How to Teaching Colors to Young Children
All you need is some patience and some creativity to make them learn colours. So go on, and have fun with them, while you teach them the colours.
* Dance
Stick coloured paper on square pieces of cardboard. Now arrange them on the floor and start your toddler's favourite song. Ask her to keep dancing till the music stops. Once it does, call out a colour and she has to step onto the square of that colour immediately.
* A Packet of Gems
Buy a packet of Gems and empty it into a bowl. Then ask your baby to sort out the colours one by one. The fun part is, once all have been separated, she can also be rewarded with a few of her favourite colours.
* Toys
Attach a magnet to the end of a pole, and ask your baby to pick up magnetic objects of a certain colour with it. Initially, maybe just calling out the colour name may not work. In that case hold up a piece of paper of that colour too.
* Baskets
Buy baskets of different colours, and teach your child which toy goes into which basket. For example, puzzles in the yellow one, books in the blue one etc. Repeat this a few days and thereafter tell her to first, say, clean up all her blue toys and then the yellow toys etc. Not only will this teach her the colours it will also make her feel that she is helping out too.
* Photos
Click a picture of your child in dresses of every colour possible, and then stick it on a cardboard, write out the colour name, and then hang that from the wall.

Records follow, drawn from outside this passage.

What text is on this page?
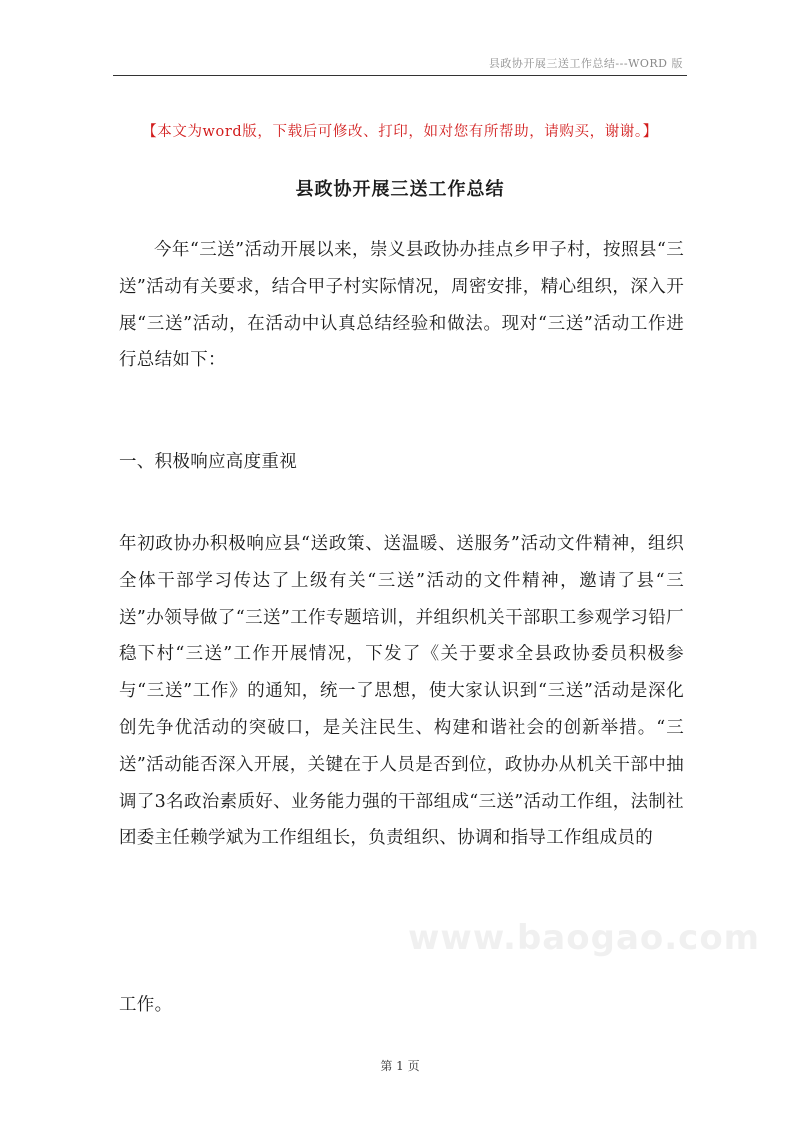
县政协开展三送工作总结---WORD 版
【本文为word版，下载后可修改、打印，如对您有所帮助，请购买，谢谢。】
县政协开展三送工作总结
今年“三送”活动开展以来，崇义县政协办挂点乡甲子村，按照县“三送”活动有关要求，结合甲子村实际情况，周密安排，精心组织，深入开展“三送”活动，在活动中认真总结经验和做法。现对“三送”活动工作进行总结如下：
一、积极响应高度重视
年初政协办积极响应县“送政策、送温暖、送服务”活动文件精神，组织全体干部学习传达了上级有关“三送”活动的文件精神，邀请了县“三送”办领导做了“三送”工作专题培训，并组织机关干部职工参观学习铅厂稳下村“三送”工作开展情况，下发了《关于要求全县政协委员积极参与“三送”工作》的通知，统一了思想，使大家认识到“三送”活动是深化创先争优活动的突破口，是关注民生、构建和谐社会的创新举措。“三送”活动能否深入开展，关键在于人员是否到位，政协办从机关干部中抽调了3名政治素质好、业务能力强的干部组成“三送”活动工作组，法制社团委主任赖学斌为工作组组长，负责组织、协调和指导工作组成员的
工作。
www.baogao.com
第 1 页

Whenever possible, keep pointing and say things like, ‘see that is you on the beach in a pink swimming costume’ or ‘you in your white party dress’ etc.
* Shopping
Whenever you go shopping, point out the colours to your child. It can be a pair of blue jeans, a red ketchup bottle, yellow shampoo, or even the colours on a roadside hoarding.
* Food
Take your toddler to the kitchen. Whenever you use a particular food name the colour. For example, green lady's finger, yellow turmeric, white salt, brown bread etc. Do the same when you serve a food to her as well. Once in a while reverse it and ask her to name the colour instead.
* Nature Walks
Take a sheet of paper and stick small pieces of different coloured paper to it. Then take your child for a nature walk, and ask her to find one item of every colour that has been stuck on the paper. For example, green leaf, brown mud, red rose, white pebble etc.
* Books
Get story books with bright coloured pictures, and few words. Keep reading the same story to her, all the while mentioning the colours. After you feel that you have read the book for several times, ask her to name the colours instead.
* Painting
Use crayons and water colour to draw objects of a particular colour, and give her only that colour to paint with as well. For example, one day will be only a red day, where she gets to paint pictures of a rose, watermelon, fire engine, post box etc. This is a good familiarization activity. Just make sure you repeat the name of the colour each time she begins to paint a new picture.